The dam itself provides critical power to most of Anbar province and has received constant protection by U.S. forces since the outset of the Iraq war in 2003.

About a year ago, the Navy began plans to train sailors to resume river patrols after letting its riverine force become dormant after the Vietnam War. Ultimately, the Navy plans to have three riverine squadrons.

“Out here, we’re doing operations and missions, not the behind-the-scenes kind of job,” said Petty Officer 2nd Class Kevin Shofner, 23, a gunner’s mate.

“I feel like I’m serving my country in a direct way,” said Shofner, who previously worked at the Pearl Harbor Naval Shipyard in Hawaii.
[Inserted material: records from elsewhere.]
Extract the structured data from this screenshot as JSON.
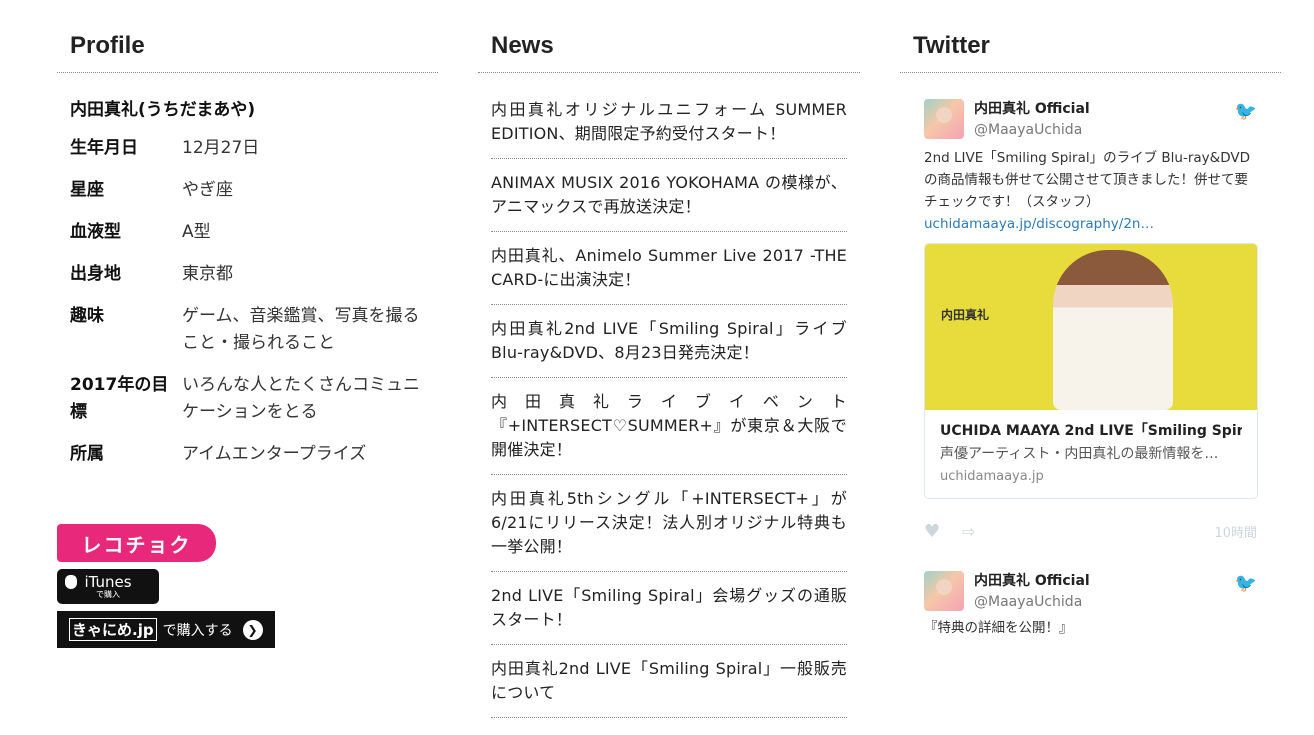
{
  "profile": {
    "title": "Profile",
    "name": "内田真礼(うちだまあや)",
    "rows": [
      {
        "key": "生年月日",
        "value": "12月27日"
      },
      {
        "key": "星座",
        "value": "やぎ座"
      },
      {
        "key": "血液型",
        "value": "A型"
      },
      {
        "key": "出身地",
        "value": "東京都"
      },
      {
        "key": "趣味",
        "value": "ゲーム、音楽鑑賞、写真を撮ること・撮られること"
      },
      {
        "key": "2017年の目標",
        "value": "いろんな人とたくさんコミュニケーションをとる"
      },
      {
        "key": "所属",
        "value": "アイムエンタープライズ"
      }
    ],
    "badges": {
      "recochoku": "レコチョク",
      "itunes": "iTunes",
      "itunes_sub": "で購入",
      "ama_logo": "きゃにめ.jp",
      "ama_text": "で購入する"
    }
  },
  "news": {
    "title": "News",
    "items": [
      "内田真礼オリジナルユニフォーム SUMMER EDITION、期間限定予約受付スタート！",
      "ANIMAX MUSIX 2016 YOKOHAMA の模様が、アニマックスで再放送決定！",
      "内田真礼、Animelo Summer Live 2017 -THE CARD-に出演決定！",
      "内田真礼2nd LIVE「Smiling Spiral」ライブBlu-ray&DVD、8月23日発売決定！",
      "内田真礼ライブイベント『+INTERSECT♡SUMMER+』が東京＆大阪で開催決定！",
      "内田真礼5thシングル「+INTERSECT+」が6/21にリリース決定！法人別オリジナル特典も一挙公開！",
      "2nd LIVE「Smiling Spiral」会場グッズの通販スタート！",
      "内田真礼2nd LIVE「Smiling Spiral」一般販売について"
    ]
  },
  "twitter": {
    "title": "Twitter",
    "tweets": [
      {
        "name": "内田真礼 Official",
        "handle": "@MaayaUchida",
        "text": "2nd LIVE「Smiling Spiral」のライブ Blu-ray&DVDの商品情報も併せて公開させて頂きました！併せて要チェックです！（スタッフ）",
        "link": "uchidamaaya.jp/discography/2n…",
        "card": {
          "image_text": "内田真礼",
          "title": "UCHIDA MAAYA 2nd LIVE「Smiling Spir…",
          "desc": "声優アーティスト・内田真礼の最新情報を…",
          "domain": "uchidamaaya.jp"
        },
        "time": "10時間"
      },
      {
        "name": "内田真礼 Official",
        "handle": "@MaayaUchida",
        "text": "『特典の詳細を公開！』"
      }
    ]
  }
}
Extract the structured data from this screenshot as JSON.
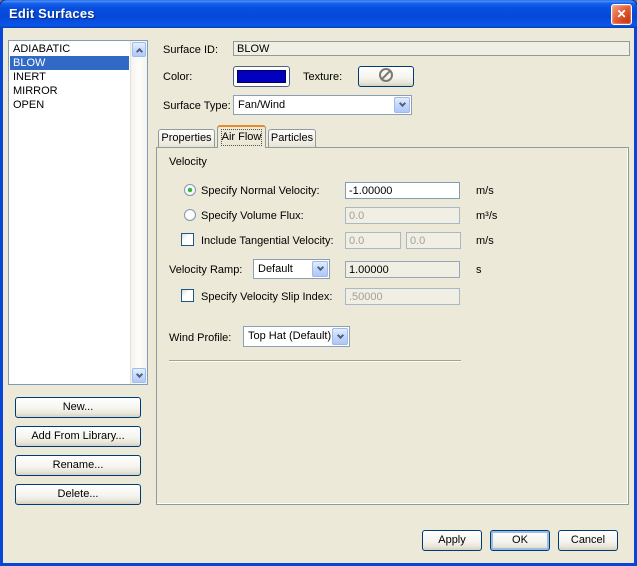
{
  "window": {
    "title": "Edit Surfaces",
    "close_glyph": "✕"
  },
  "surface_list": {
    "items": [
      {
        "label": "ADIABATIC",
        "selected": false
      },
      {
        "label": "BLOW",
        "selected": true
      },
      {
        "label": "INERT",
        "selected": false
      },
      {
        "label": "MIRROR",
        "selected": false
      },
      {
        "label": "OPEN",
        "selected": false
      }
    ]
  },
  "list_actions": {
    "new_label": "New...",
    "add_from_library_label": "Add From Library...",
    "rename_label": "Rename...",
    "delete_label": "Delete..."
  },
  "header_fields": {
    "surface_id_label": "Surface ID:",
    "surface_id_value": "BLOW",
    "color_label": "Color:",
    "color_value": "#0000BE",
    "texture_label": "Texture:",
    "surface_type_label": "Surface Type:",
    "surface_type_value": "Fan/Wind"
  },
  "tabs": {
    "properties": "Properties",
    "air_flow": "Air Flow",
    "particles": "Particles",
    "active": "Air Flow"
  },
  "air_flow_tab": {
    "group_title": "Velocity",
    "normal_velocity": {
      "label": "Specify Normal Velocity:",
      "value": "-1.00000",
      "unit": "m/s",
      "selected": true
    },
    "volume_flux": {
      "label": "Specify Volume Flux:",
      "value": "0.0",
      "unit": "m³/s",
      "selected": false
    },
    "tangential_velocity": {
      "label": "Include Tangential Velocity:",
      "value_1": "0.0",
      "value_2": "0.0",
      "unit": "m/s",
      "checked": false
    },
    "velocity_ramp": {
      "label": "Velocity Ramp:",
      "selected_option": "Default",
      "value": "1.00000",
      "unit": "s"
    },
    "slip_index": {
      "label": "Specify Velocity Slip Index:",
      "value": ".50000",
      "checked": false
    },
    "wind_profile": {
      "label": "Wind Profile:",
      "selected_option": "Top Hat (Default)"
    }
  },
  "dialog_actions": {
    "apply_label": "Apply",
    "ok_label": "OK",
    "cancel_label": "Cancel",
    "default_button": "OK"
  },
  "colors": {
    "selection": "#316AC5",
    "swatch": "#0000BE",
    "tab_highlight": "#E68B2C",
    "dialog_bg": "#ECE9D8",
    "title_bar": "#0848DA"
  }
}
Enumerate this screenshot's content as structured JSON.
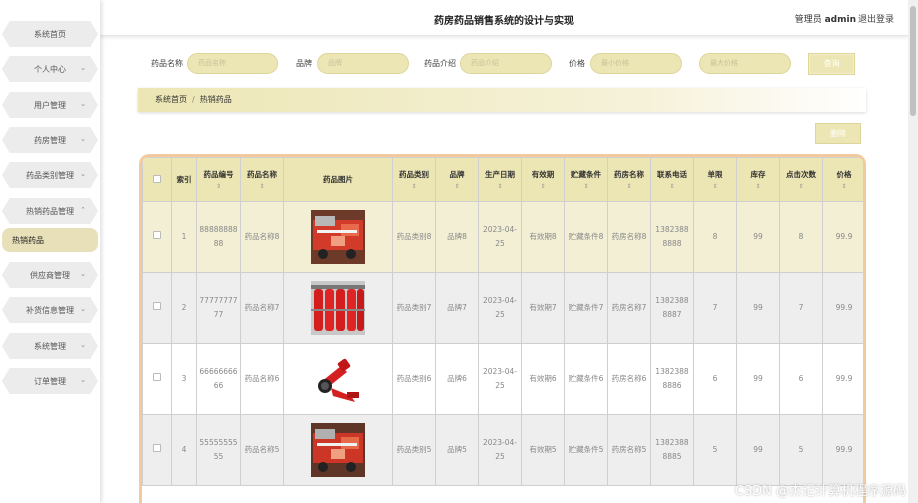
{
  "header": {
    "title": "药房药品销售系统的设计与实现",
    "user_label": "管理员 ",
    "user_name": "admin",
    "logout": "退出登录"
  },
  "sidebar": {
    "items": [
      {
        "label": "系统首页",
        "has_chevron": false
      },
      {
        "label": "个人中心",
        "has_chevron": true
      },
      {
        "label": "用户管理",
        "has_chevron": true
      },
      {
        "label": "药房管理",
        "has_chevron": true
      },
      {
        "label": "药品类别管理",
        "has_chevron": true
      },
      {
        "label": "热销药品管理",
        "has_chevron": true,
        "expanded": true
      },
      {
        "label": "热销药品",
        "sub": true
      },
      {
        "label": "供应商管理",
        "has_chevron": true
      },
      {
        "label": "补货信息管理",
        "has_chevron": true
      },
      {
        "label": "系统管理",
        "has_chevron": true
      },
      {
        "label": "订单管理",
        "has_chevron": true
      }
    ]
  },
  "search": {
    "name_label": "药品名称",
    "name_placeholder": "药品名称",
    "brand_label": "品牌",
    "brand_placeholder": "品牌",
    "intro_label": "药品介绍",
    "intro_placeholder": "药品介绍",
    "price_label": "价格",
    "price_min_placeholder": "最小价格",
    "price_max_placeholder": "最大价格",
    "query_button": "查询"
  },
  "breadcrumb": {
    "home": "系统首页",
    "separator": "/",
    "current": "热销药品"
  },
  "toolbar": {
    "delete_button": "删除"
  },
  "table": {
    "headers": [
      "索引",
      "药品编号",
      "药品名称",
      "药品图片",
      "药品类别",
      "品牌",
      "生产日期",
      "有效期",
      "贮藏条件",
      "药房名称",
      "联系电话",
      "单限",
      "库存",
      "点击次数",
      "价格"
    ],
    "sort_glyph": "⇕",
    "rows": [
      {
        "index": "1",
        "code": "8888888888",
        "name": "药品名称8",
        "category": "药品类别8",
        "brand": "品牌8",
        "date": "2023-04-25",
        "validity": "有效期8",
        "storage": "贮藏条件8",
        "pharmacy": "药房名称8",
        "phone": "13823888888",
        "limit": "8",
        "stock": "99",
        "clicks": "8",
        "price": "99.9"
      },
      {
        "index": "2",
        "code": "7777777777",
        "name": "药品名称7",
        "category": "药品类别7",
        "brand": "品牌7",
        "date": "2023-04-25",
        "validity": "有效期7",
        "storage": "贮藏条件7",
        "pharmacy": "药房名称7",
        "phone": "13823888887",
        "limit": "7",
        "stock": "99",
        "clicks": "7",
        "price": "99.9"
      },
      {
        "index": "3",
        "code": "6666666666",
        "name": "药品名称6",
        "category": "药品类别6",
        "brand": "品牌6",
        "date": "2023-04-25",
        "validity": "有效期6",
        "storage": "贮藏条件6",
        "pharmacy": "药房名称6",
        "phone": "13823888886",
        "limit": "6",
        "stock": "99",
        "clicks": "6",
        "price": "99.9"
      },
      {
        "index": "4",
        "code": "5555555555",
        "name": "药品名称5",
        "category": "药品类别5",
        "brand": "品牌5",
        "date": "2023-04-25",
        "validity": "有效期5",
        "storage": "贮藏条件5",
        "pharmacy": "药房名称5",
        "phone": "13823888885",
        "limit": "5",
        "stock": "99",
        "clicks": "5",
        "price": "99.9"
      }
    ]
  },
  "watermark": "CSDN @杰记计算机程序源码",
  "colors": {
    "accent": "#ece6b4",
    "accent_border": "#ddd59a",
    "table_frame": "#f3caa0",
    "row_highlight": "#f2efd5",
    "row_gray": "#eeeeee"
  }
}
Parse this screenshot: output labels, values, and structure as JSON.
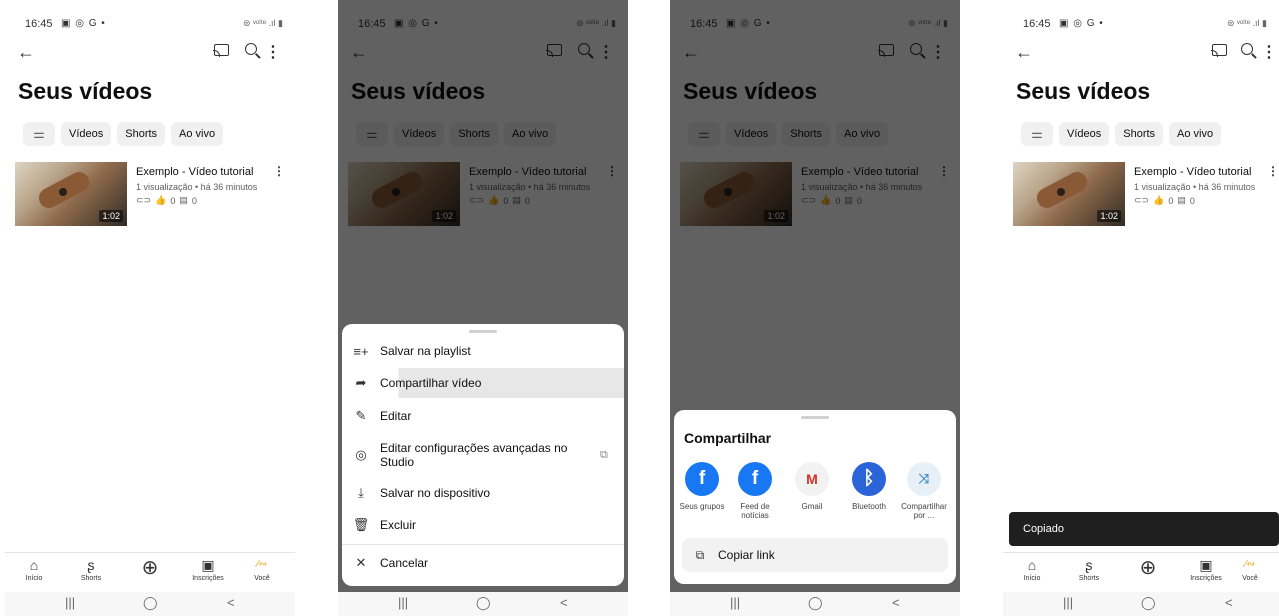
{
  "status": {
    "time": "16:45",
    "left_icons": "▣ ◎ G •",
    "right_icons": "⊜ ᵛᵒˡᵗᵉ .ıl ▮"
  },
  "topbar": {
    "back": "←",
    "more": "⋮"
  },
  "page": {
    "title": "Seus vídeos"
  },
  "chips": {
    "filter_icon": "⚌",
    "videos": "Vídeos",
    "shorts": "Shorts",
    "live": "Ao vivo"
  },
  "video": {
    "title": "Exemplo - Vídeo tutorial",
    "meta": "1 visualização • há 36 minutos",
    "link_icon": "⊂⊃",
    "likes": "0",
    "comments": "0",
    "duration": "1:02",
    "more": "⋮"
  },
  "bottom_nav": [
    {
      "icon": "⌂",
      "label": "Início"
    },
    {
      "icon": "ʂ",
      "label": "Shorts"
    },
    {
      "icon": "⊕",
      "label": ""
    },
    {
      "icon": "▣",
      "label": "Inscrições"
    },
    {
      "icon": "∕∾",
      "label": "Você"
    }
  ],
  "system_nav": {
    "recents": "|||",
    "home": "◯",
    "back": "<"
  },
  "menu": {
    "items": [
      {
        "icon": "≡+",
        "label": "Salvar na playlist"
      },
      {
        "icon": "➦",
        "label": "Compartilhar vídeo"
      },
      {
        "icon": "✎",
        "label": "Editar"
      },
      {
        "icon": "◎",
        "label": "Editar configurações avançadas no Studio",
        "ext": "⧉"
      },
      {
        "icon": "⤓",
        "label": "Salvar no dispositivo"
      },
      {
        "icon": "🗑",
        "label": "Excluir"
      }
    ],
    "cancel": {
      "icon": "✕",
      "label": "Cancelar"
    }
  },
  "share": {
    "title": "Compartilhar",
    "apps": [
      {
        "icon": "f",
        "label": "Seus grupos"
      },
      {
        "icon": "f",
        "label": "Feed de notícias"
      },
      {
        "icon": "M",
        "label": "Gmail"
      },
      {
        "icon": "ᛒ",
        "label": "Bluetooth"
      },
      {
        "icon": "⤨",
        "label": "Compartilhar por ..."
      }
    ],
    "copy_link": {
      "icon": "⧉",
      "label": "Copiar link"
    }
  },
  "toast": {
    "text": "Copiado"
  },
  "colors": {
    "facebook": "#1877f2",
    "bluetooth": "#2b64d8",
    "gmail_red": "#d93025",
    "toast_bg": "#1f1f1f"
  }
}
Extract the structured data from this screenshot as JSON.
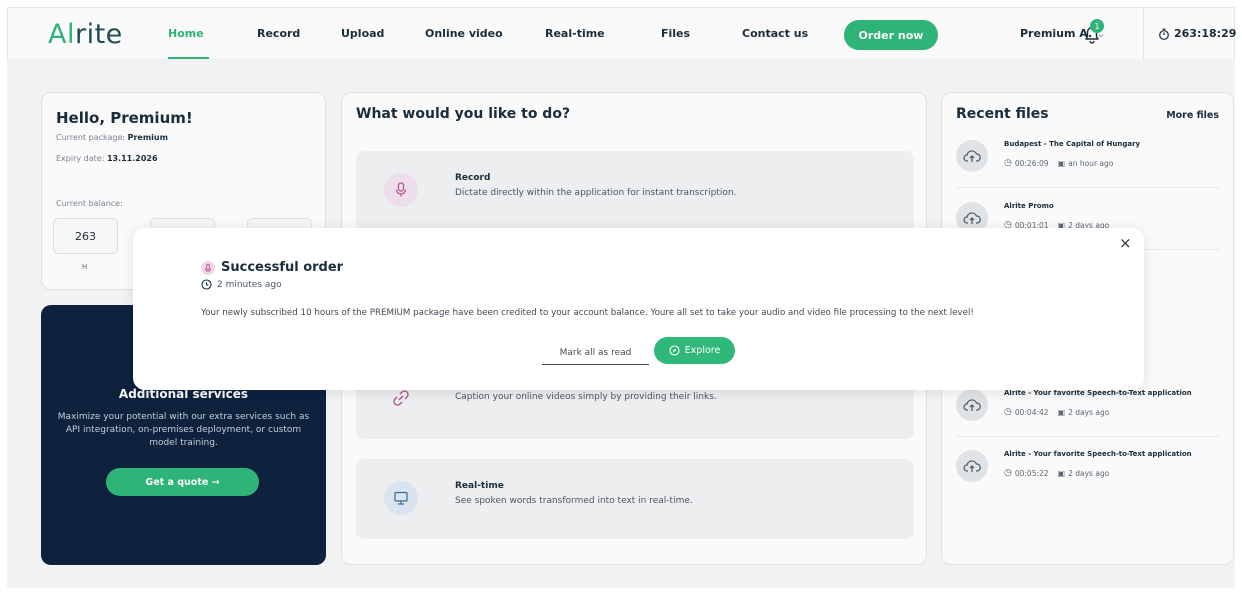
{
  "header": {
    "logo": {
      "accent": "Al",
      "rest": "rite"
    },
    "nav": [
      "Home",
      "Record",
      "Upload",
      "Online video",
      "Real-time",
      "Files",
      "Contact us"
    ],
    "order_label": "Order now",
    "user_label": "Premium A.",
    "user_chevron": "⌄",
    "notification_count": "1",
    "timer": "263:18:29"
  },
  "greeting": {
    "title": "Hello, Premium!",
    "package_label": "Current package:",
    "package_value": "Premium",
    "expiry_label": "Expiry date:",
    "expiry_value": "13.11.2026",
    "balance_label": "Current balance:",
    "balance_hours": "263",
    "balance_hours_unit": "H"
  },
  "services": {
    "title": "Additional services",
    "description": "Maximize your potential with our extra services such as API integration, on-premises deployment, or custom model training.",
    "quote_label": "Get a quote →"
  },
  "main": {
    "title": "What would you like to do?",
    "tiles": [
      {
        "title": "Record",
        "desc": "Dictate directly within the application for instant transcription."
      },
      {
        "title": "",
        "desc": "Caption your online videos simply by providing their links."
      },
      {
        "title": "Real-time",
        "desc": "See spoken words transformed into text in real-time."
      }
    ]
  },
  "recent": {
    "title": "Recent files",
    "more_label": "More files",
    "files": [
      {
        "name": "Budapest - The Capital of Hungary",
        "duration": "00:26:09",
        "when": "an hour ago"
      },
      {
        "name": "Alrite Promo",
        "duration": "00:01:01",
        "when": "2 days ago"
      },
      {
        "name": "Alrite - Your favorite Speech-to-Text application",
        "duration": "00:04:42",
        "when": "2 days ago"
      },
      {
        "name": "Alrite - Your favorite Speech-to-Text application",
        "duration": "00:05:22",
        "when": "2 days ago"
      }
    ]
  },
  "modal": {
    "close": "×",
    "title": "Successful order",
    "time_ago": "2 minutes ago",
    "message": "Your newly subscribed 10 hours of the PREMIUM package have been credited to your account balance. Youre all set to take your audio and video file processing to the next level!",
    "mark_read_label": "Mark all as read",
    "explore_label": "Explore"
  },
  "colors": {
    "accent": "#2fb87a",
    "navy": "#0f2340",
    "text": "#1b2e3c"
  }
}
RIVONE, as it’s commonly called, has three detachments, a headquarters element and “human exploitation team” that will focus on intelligence gathering, Flannery said. They also brought unmanned aerial vehicles to help patrol from the air, Flannery said. “That way, we can better see what’s ahead of us and what’s behind us.”

Mostly, they’ll take over equipment from the Marine Corps’ Dam Security Units.

Petty Officer 3rd Class Rick Necamp, 24, said he expected his living conditions to be much worse and was pleasantly surprised to learn he’d be living not just at the dam, but in it.

The dam has a gym, chow hall, social rooms and a soon-to-be-online Internet cafe.